High Score Management

Unit: HiScore

MD5-protected high score table with XML storage. Prevents cheating through cryptographic hash verification.

Overview

Manages top 10 high scores with:

  • MD5 hash verification to detect tampering

  • Salted hashing for per-game uniqueness

  • XML storage for human-readable format

  • Automatic sorting by score (descending)

  • Protection against manual file editing

Perfect for arcade-style games, leaderboards, and competitive play.

Basic Usage

Initialize and Load Scores

uses HiScore;

var
  HS: THighScore;
  PlayerScore: LongInt;
begin
  { Initialize with game-specific salt }
  InitHighScore(HS, 'MYGAME_SALT_V1');

  { Load existing scores (returns False if file doesn't exist) }
  LoadHighScore('SCORES.XML', HS);

  { Check if player's score qualifies }
  PlayerScore := 12000;
  if IsHighScore(HS, PlayerScore) then
    WriteLn('New high score!')
  else
    WriteLn('Better luck next time!');
end;

Save a New Score

var
  HS: THighScore;
  PlayerName: String;
  PlayerScore: LongInt;
begin
  InitHighScore(HS, 'MYGAME_SALT_V1');
  LoadHighScore('SCORES.XML', HS);

  PlayerName := 'Alice';
  PlayerScore := 15000;

  { Add score and save (auto-sorts and limits to top 10) }
  if SaveHighScore('SCORES.XML', PlayerName, PlayerScore, HS) then
    WriteLn('Score saved!')
  else
    WriteLn('Score did not make top 10');
end;

Display High Scores

var
  HS: THighScore;
  i: Integer;
begin
  InitHighScore(HS, 'MYGAME_SALT_V1');
  LoadHighScore('SCORES.XML', HS);

  WriteLn('TOP SCORES:');
  WriteLn('-----------');
  for i := 0 to HS.Count - 1 do
    WriteLn(i + 1:2, '. ', HS.Names[i]:20, ' ', HS.Scores[i]:8);
end;

API Reference

Types

THighScore

THighScore = record
  Names: array[0..MaxHighScores - 1] of String;
  Scores: array[0..MaxHighScores - 1] of LongInt;
  Count: Integer;  { Number of valid entries (0-10) }
  Salt: String;     { Salt for tamper protection }
end;

High score table with up to 10 entries.

Constants

MaxHighScores

const MaxHighScores = 10;

Maximum number of scores stored.

Functions

InitHighScore

procedure InitHighScore(var HS: THighScore; const SaltValue: String);

Initialize empty high score table with salt. MUST be called before LoadHighScore.

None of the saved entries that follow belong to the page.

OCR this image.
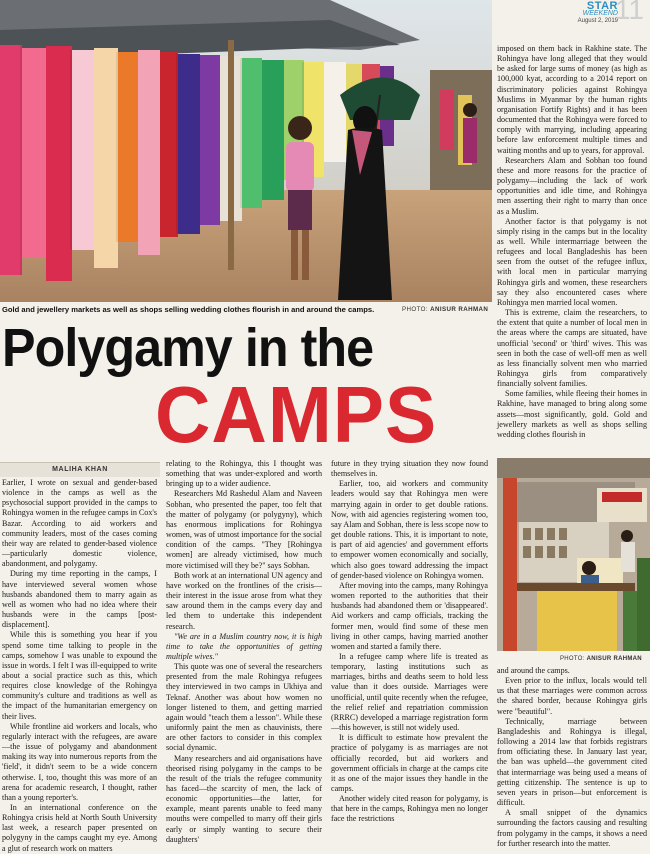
STAR
WEEKEND
August 2, 2019
11
Gold and jewellery markets as well as shops selling wedding clothes flourish in and around the camps.	PHOTO: ANISUR RAHMAN
Polygamy in the
CAMPS
MALIHA KHAN

Earlier, I wrote on sexual and gender-based violence in the camps as well as the psychosocial support provided in the camps to Rohingya women in the refugee camps in Cox's Bazar. According to aid workers and community leaders, most of the cases coming their way are related to gender-based violence—particularly domestic violence, abandonment, and polygamy.

During my time reporting in the camps, I have interviewed several women whose husbands abandoned them to marry again as well as women who had no idea where their husbands were in the camps [post-displacement].

While this is something you hear if you spend some time talking to people in the camps, somehow I was unable to expound the issue in words. I felt I was ill-equipped to write about a social practice such as this, which requires close knowledge of the Rohingya community's culture and traditions as well as the impact of the humanitarian emergency on their lives.

While frontline aid workers and locals, who regularly interact with the refugees, are aware—the issue of polygamy and abandonment making its way into numerous reports from the 'field', it didn't seem to be a wide concern otherwise. I, too, thought this was more of an arena for academic research, I thought, rather than a young reporter's.

In an international conference on the Rohingya crisis held at North South University last week, a research paper presented on polygyny in the camps caught my eye. Among a glut of research work on matters

relating to the Rohingya, this I thought was something that was under-explored and worth bringing up to a wider audience.

Researchers Md Rashedul Alam and Naveen Sobhan, who presented the paper, too felt that the matter of polygamy (or polygyny), which has enormous implications for Rohingya women, was of utmost importance for the social condition of the camps. "They [Rohingya women] are already victimised, how much more victimised will they be?" says Sobhan.

Both work at an international UN agency and have worked on the frontlines of the crisis—their interest in the issue arose from what they saw around them in the camps every day and led them to undertake this independent research.

"We are in a Muslim country now, it is high time to take the opportunities of getting multiple wives."

This quote was one of several the researchers presented from the male Rohingya refugees they interviewed in two camps in Ukhiya and Teknaf. Another was about how women no longer listened to them, and getting married again would "teach them a lesson". While these uniformly paint the men as chauvinists, there are other factors to consider in this complex social dynamic.

Many researchers and aid organisations have theorised rising polygamy in the camps to be the result of the trials the refugee community has faced—the scarcity of men, the lack of economic opportunities—the latter, for example, meant parents unable to feed many mouths were compelled to marry off their girls early or simply wanting to secure their daughters'

future in they trying situation they now found themselves in.

Earlier, too, aid workers and community leaders would say that Rohingya men were marrying again in order to get double rations. Now, with aid agencies registering women too, say Alam and Sobhan, there is less scope now to get double rations. This, it is important to note, is part of aid agencies' and government efforts to empower women economically and socially, which also goes toward addressing the impact of gender-based violence on Rohingya women.

After moving into the camps, many Rohingya women reported to the authorities that their husbands had abandoned them or 'disappeared'. Aid workers and camp officials, tracking the former men, would find some of these men living in other camps, having married another women and started a family there.

In a refugee camp where life is treated as temporary, lasting institutions such as marriages, births and deaths seem to hold less value than it does outside. Marriages were unofficial, until quite recently when the refugee, the relief relief and repatriation commission (RRRC) developed a marriage registration form—this however, is still not widely used.

It is difficult to estimate how prevalent the practice of polygamy is as marriages are not officially recorded, but aid workers and government officials in charge at the camps cite it as one of the major issues they handle in the camps.

Another widely cited reason for polygamy, is that here in the camps, Rohingya men no longer face the restrictions

imposed on them back in Rakhine state. The Rohingya have long alleged that they would be asked for large sums of money (as high as 100,000 kyat, according to a 2014 report on discriminatory policies against Rohingya Muslims in Myanmar by the human rights organisation Fortify Rights) and it has been documented that the Rohingya were forced to comply with marrying, including appearing before law enforcement multiple times and waiting months and up to years, for approval.

Researchers Alam and Sobhan too found these and more reasons for the practice of polygamy—including the lack of work opportunities and idle time, and Rohingya men asserting their right to marry than once as a Muslim.

Another factor is that polygamy is not simply rising in the camps but in the locality as well. While intermarriage between the refugees and local Bangladeshis has been seen from the outset of the refugee influx, with local men in particular marrying Rohingya girls and women, these researchers say they also encountered cases where Rohingya men married local women.

This is extreme, claim the researchers, to the extent that quite a number of local men in the areas where the camps are situated, have unofficial 'second' or 'third' wives. This was seen in both the case of well-off men as well as less financially solvent men who married Rohingya girls from comparatively financially solvent families.

Some families, while fleeing their homes in Rakhine, have managed to bring along some assets—most significantly, gold. Gold and jewellery markets as well as shops selling wedding clothes flourish in

PHOTO: ANISUR RAHMAN

and around the camps.

Even prior to the influx, locals would tell us that these marriages were common across the shared border, because Rohingya girls were "beautiful".

Technically, marriage between Bangladeshis and Rohingya is illegal, following a 2014 law that forbids registrars from officiating these. In January last year, the ban was upheld—the government cited that intermarriage was being used a means of getting citizenship. The sentence is up to seven years in prison—but enforcement is difficult.

A small snippet of the dynamics surrounding the factors causing and resulting from polygamy in the camps, it shows a need for further research into the matter.
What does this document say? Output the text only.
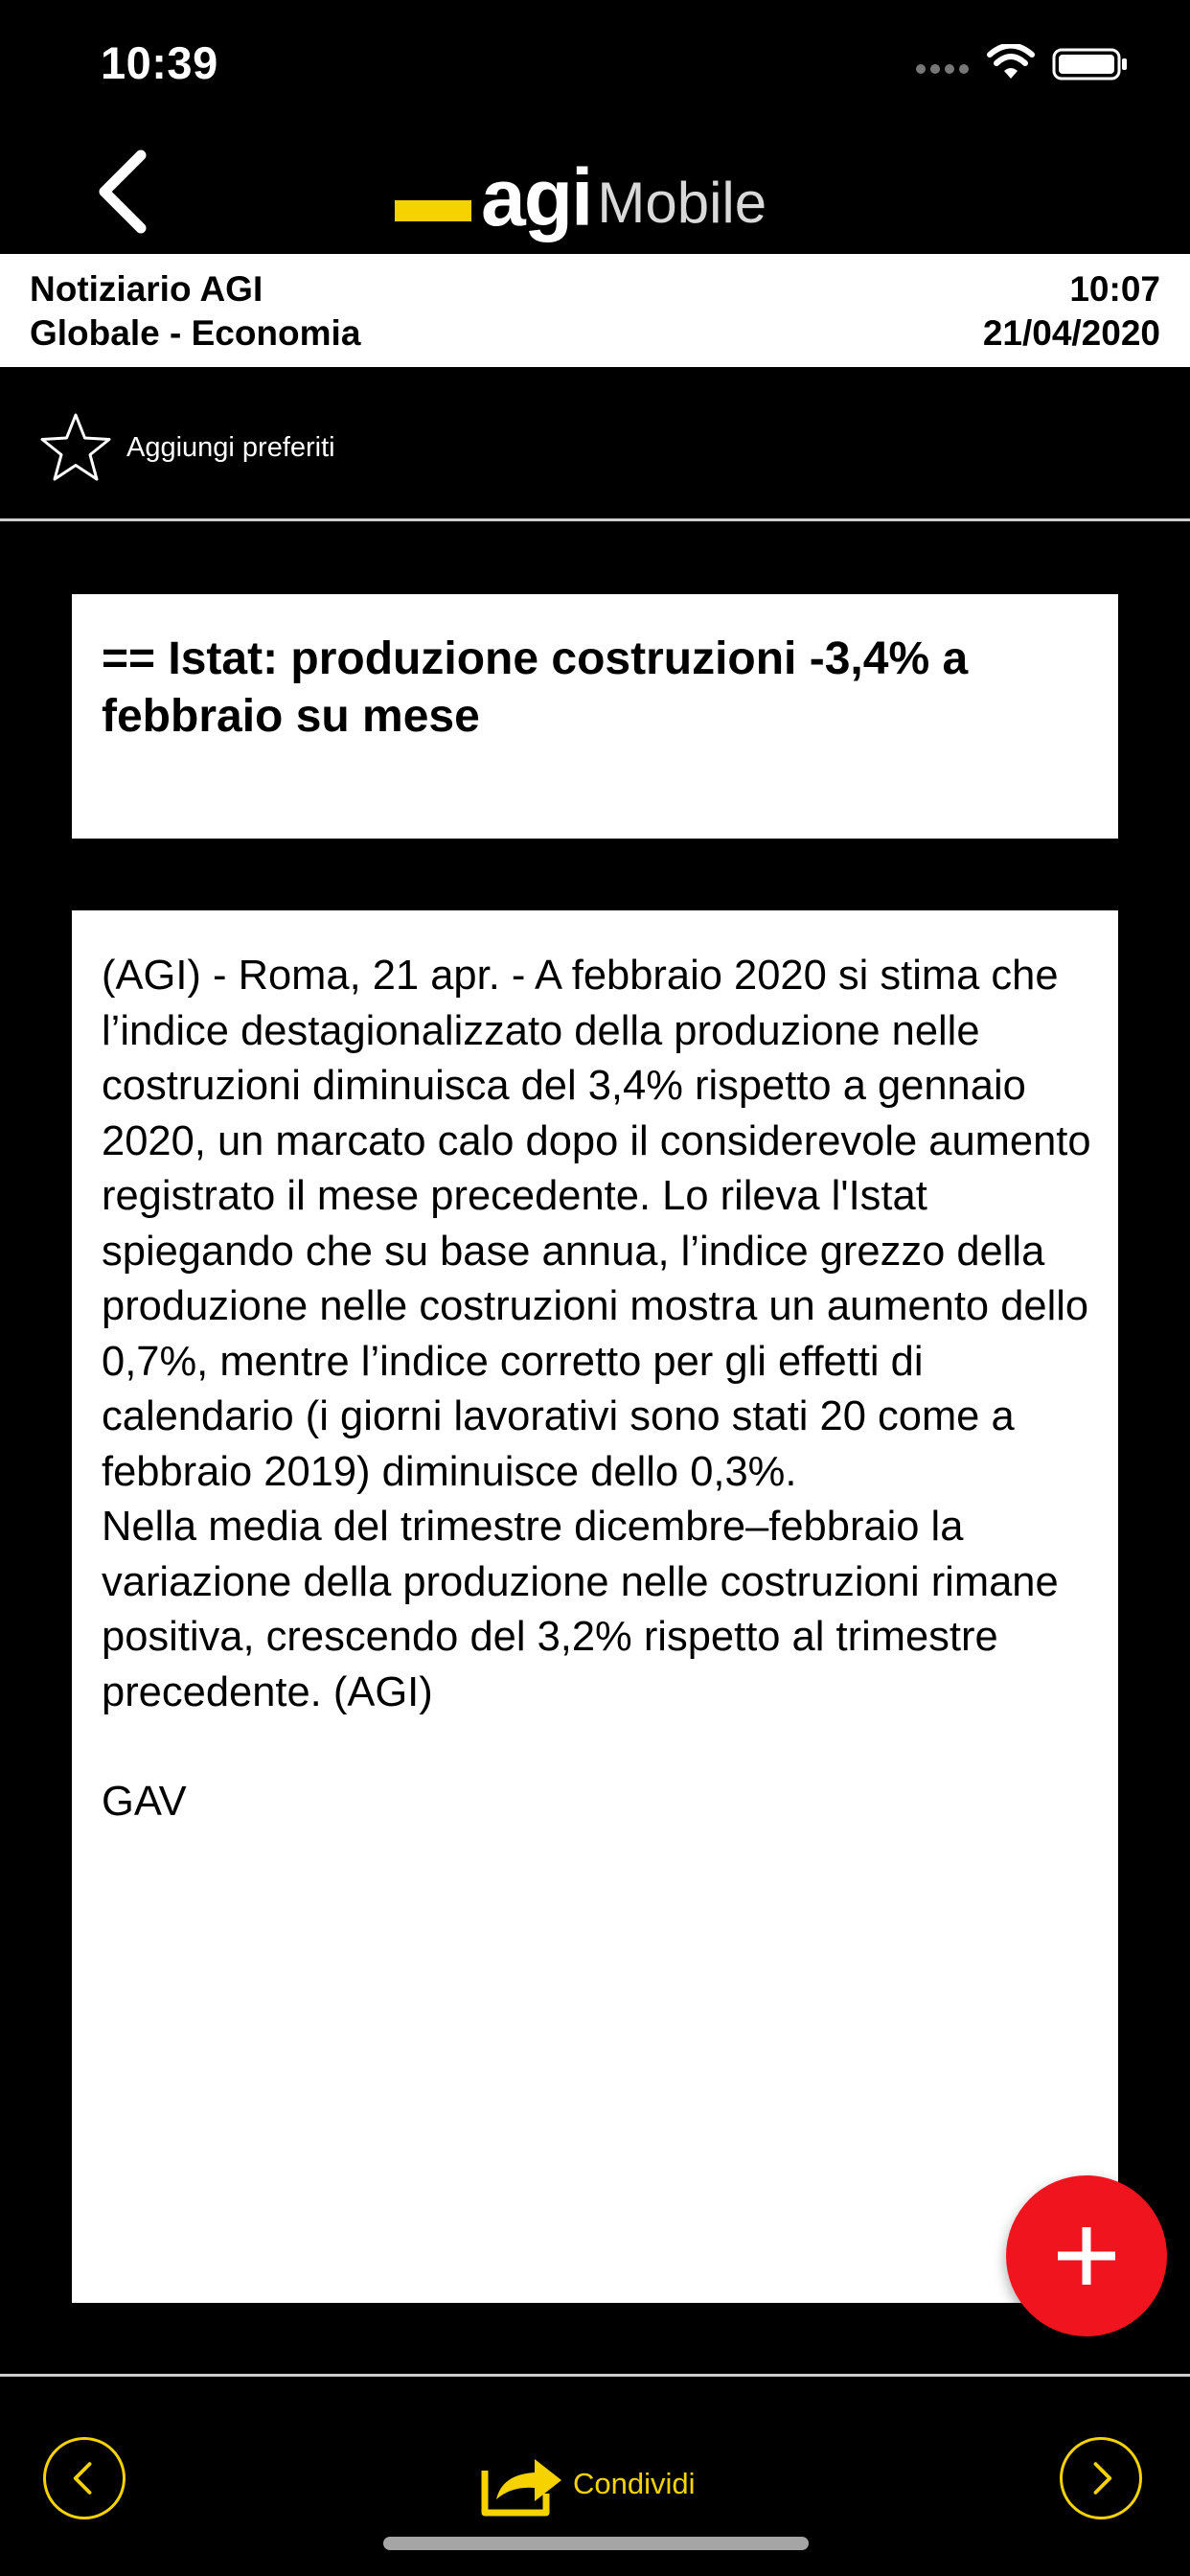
10:39
agi Mobile
Notiziario AGI
Globale - Economia
10:07
21/04/2020
Aggiungi preferiti

== Istat: produzione costruzioni -3,4% a febbraio su mese

(AGI) - Roma, 21 apr. - A febbraio 2020 si stima che l’indice destagionalizzato della produzione nelle costruzioni diminuisca del 3,4% rispetto a gennaio 2020, un marcato calo dopo il considerevole aumento registrato il mese precedente. Lo rileva l'Istat spiegando che su base annua, l’indice grezzo della produzione nelle costruzioni mostra un aumento dello 0,7%, mentre l’indice corretto per gli effetti di calendario (i giorni lavorativi sono stati 20 come a febbraio 2019) diminuisce dello 0,3%.
Nella media del trimestre dicembre–febbraio la variazione della produzione nelle costruzioni rimane positiva, crescendo del 3,2% rispetto al trimestre precedente. (AGI)

GAV
Condividi
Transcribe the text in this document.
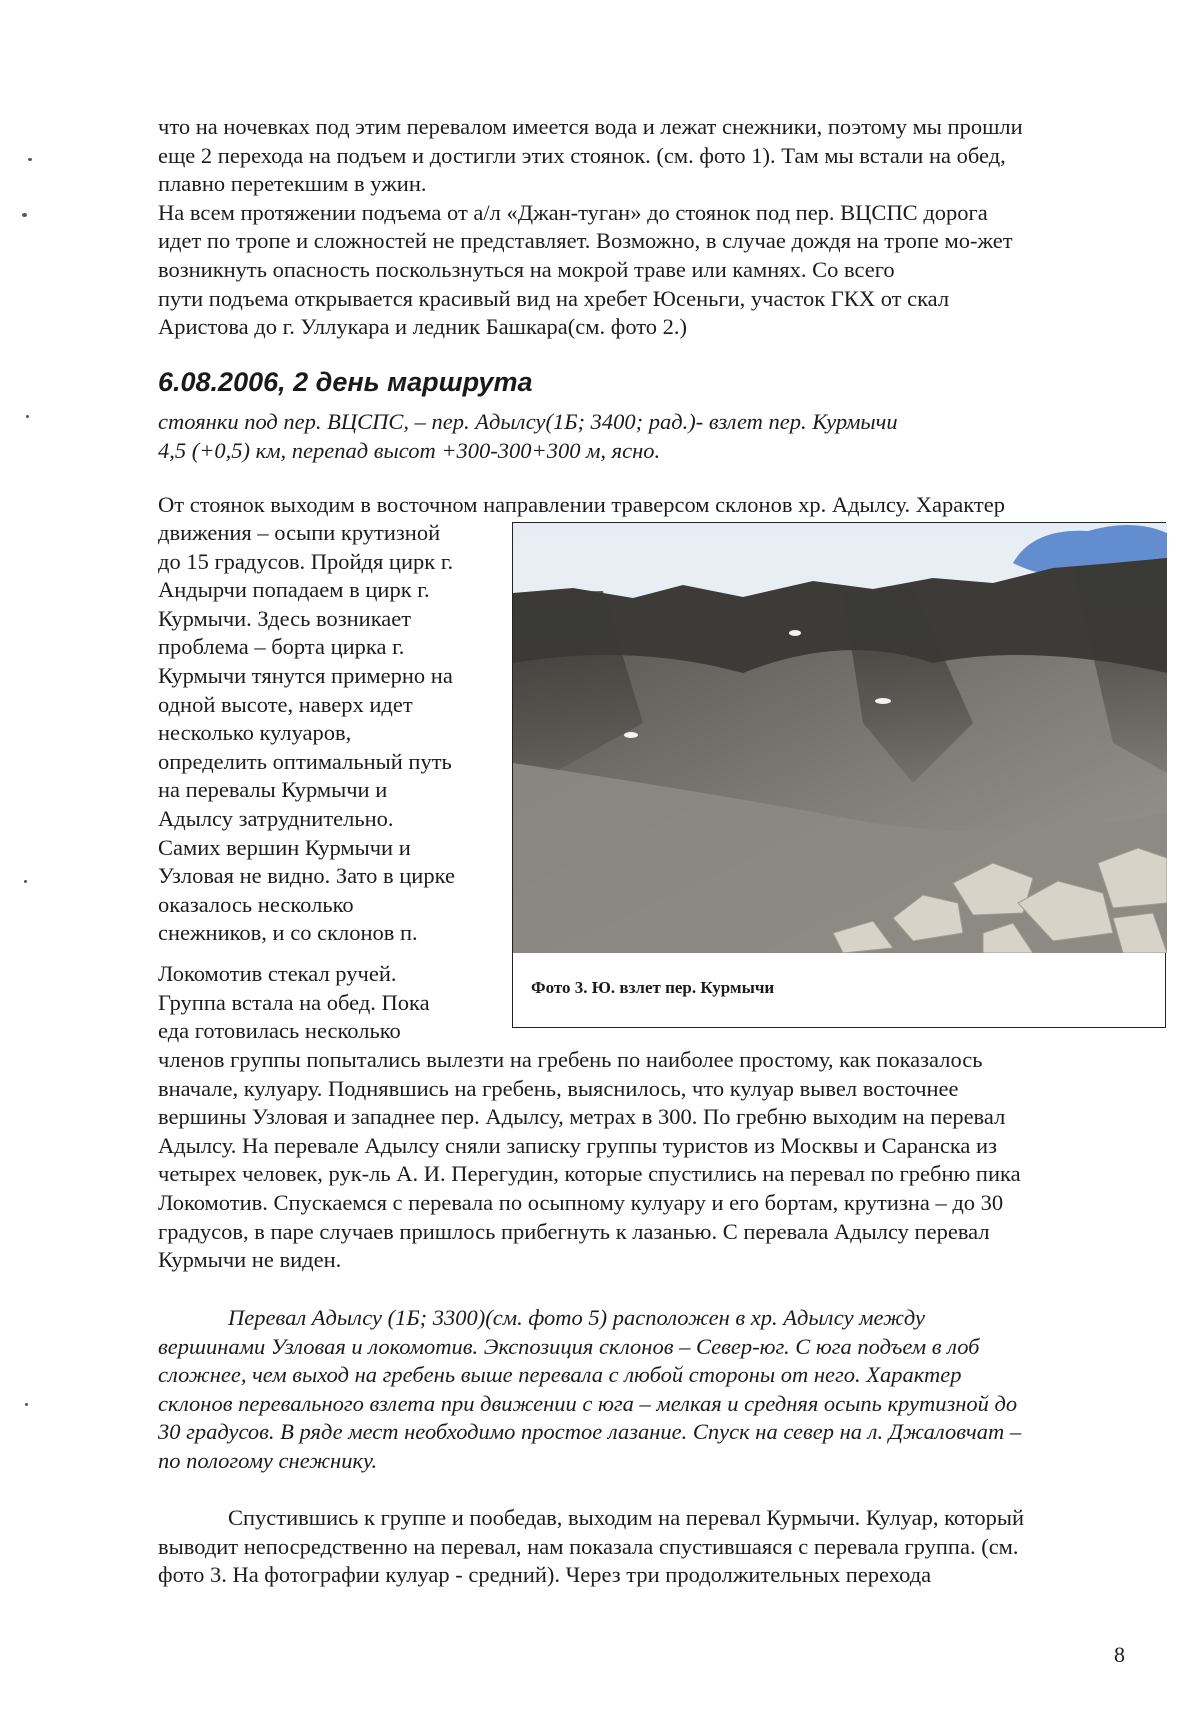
что на ночевках под этим перевалом имеется вода и лежат снежники, поэтому мы прошли
еще 2 перехода на подъем и достигли этих стоянок. (см. фото 1). Там мы встали на обед,
плавно перетекшим в ужин.
На всем протяжении подъема от а/л «Джан-туган» до стоянок под пер. ВЦСПС дорога
идет по тропе и сложностей не представляет. Возможно, в случае дождя на тропе мо-жет
возникнуть опасность поскользнуться на мокрой траве или камнях. Со всего
пути подъема открывается красивый вид на хребет Юсеньги, участок ГКХ от скал
Аристова до г. Уллукара и ледник Башкара(см. фото 2.)
6.08.2006, 2 день маршрута
стоянки под пер. ВЦСПС, – пер. Адылсу(1Б; 3400; рад.)- взлет пер. Курмычи
4,5 (+0,5) км, перепад высот +300-300+300 м, ясно.
От стоянок выходим в восточном направлении траверсом склонов хр. Адылсу. Характер
движения – осыпи крутизной
до 15 градусов. Пройдя цирк г.
Андырчи попадаем в цирк г.
Курмычи. Здесь возникает
проблема – борта цирка г.
Курмычи тянутся примерно на
одной высоте, наверх идет
несколько кулуаров,
определить оптимальный путь
на перевалы Курмычи и
Адылсу затруднительно.
Самих вершин Курмычи и
Узловая не видно. Зато в цирке
оказалось несколько
снежников, и со склонов п.
Локомотив стекал ручей.
Группа встала на обед. Пока
еда готовилась несколько
членов группы попытались вылезти на гребень по наиболее простому, как показалось
вначале, кулуару. Поднявшись на гребень, выяснилось, что кулуар вывел восточнее
вершины Узловая и западнее пер. Адылсу, метрах в 300. По гребню выходим на перевал
Адылсу. На перевале Адылсу сняли записку группы туристов из Москвы и Саранска из
четырех человек, рук-ль А. И. Перегудин, которые спустились на перевал по гребню пика
Локомотив. Спускаемся с перевала по осыпному кулуару и его бортам, крутизна – до 30
градусов, в паре случаев пришлось прибегнуть к лазанью. С перевала Адылсу перевал
Курмычи не виден.
Перевал Адылсу (1Б; 3300)(см. фото 5) расположен в хр. Адылсу между
вершинами Узловая и локомотив. Экспозиция склонов – Север-юг. С юга подъем в лоб
сложнее, чем выход на гребень выше перевала с любой стороны от него. Характер
склонов перевального взлета при движении с юга – мелкая и средняя осыпь крутизной до
30 градусов. В ряде мест необходимо простое лазание. Спуск на север на л. Джаловчат –
по пологому снежнику.
Спустившись к группе и пообедав, выходим на перевал Курмычи. Кулуар, который
выводит непосредственно на перевал, нам показала спустившаяся с перевала группа. (см.
фото 3. На фотографии кулуар - средний). Через три продолжительных перехода
Фото 3. Ю. взлет пер. Курмычи
8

  • HS: High score record to initialize

  • SaltValue: Unique salt string (prevents cross-game tampering)

LoadHighScore

function LoadHighScore(const FileName: String; var HS: THighScore): Boolean;

Load scores from XML file with hash verification.

  • Returns True if loaded and hash verified

  • Returns False if file missing, corrupt, or tampered

  • On failure, HS is reset to empty (Count = 0)

  • IMPORTANT: Call InitHighScore first to set the salt

SaveHighScore

function SaveHighScore(const FileName: String; const Name: String;
                       Score: LongInt; var HS: THighScore): Boolean;

Add new score and save to file (if it qualifies for top 10).

  • Automatically sorts by score (descending)

  • Limits to 10 entries (lowest score bumped if full)

  • Returns True if score was added

  • Returns False if score too low or error saving

IsHighScore

function IsHighScore(const HS: THighScore; Score: LongInt): Boolean;

Check if a score qualifies for top 10 (without modifying table).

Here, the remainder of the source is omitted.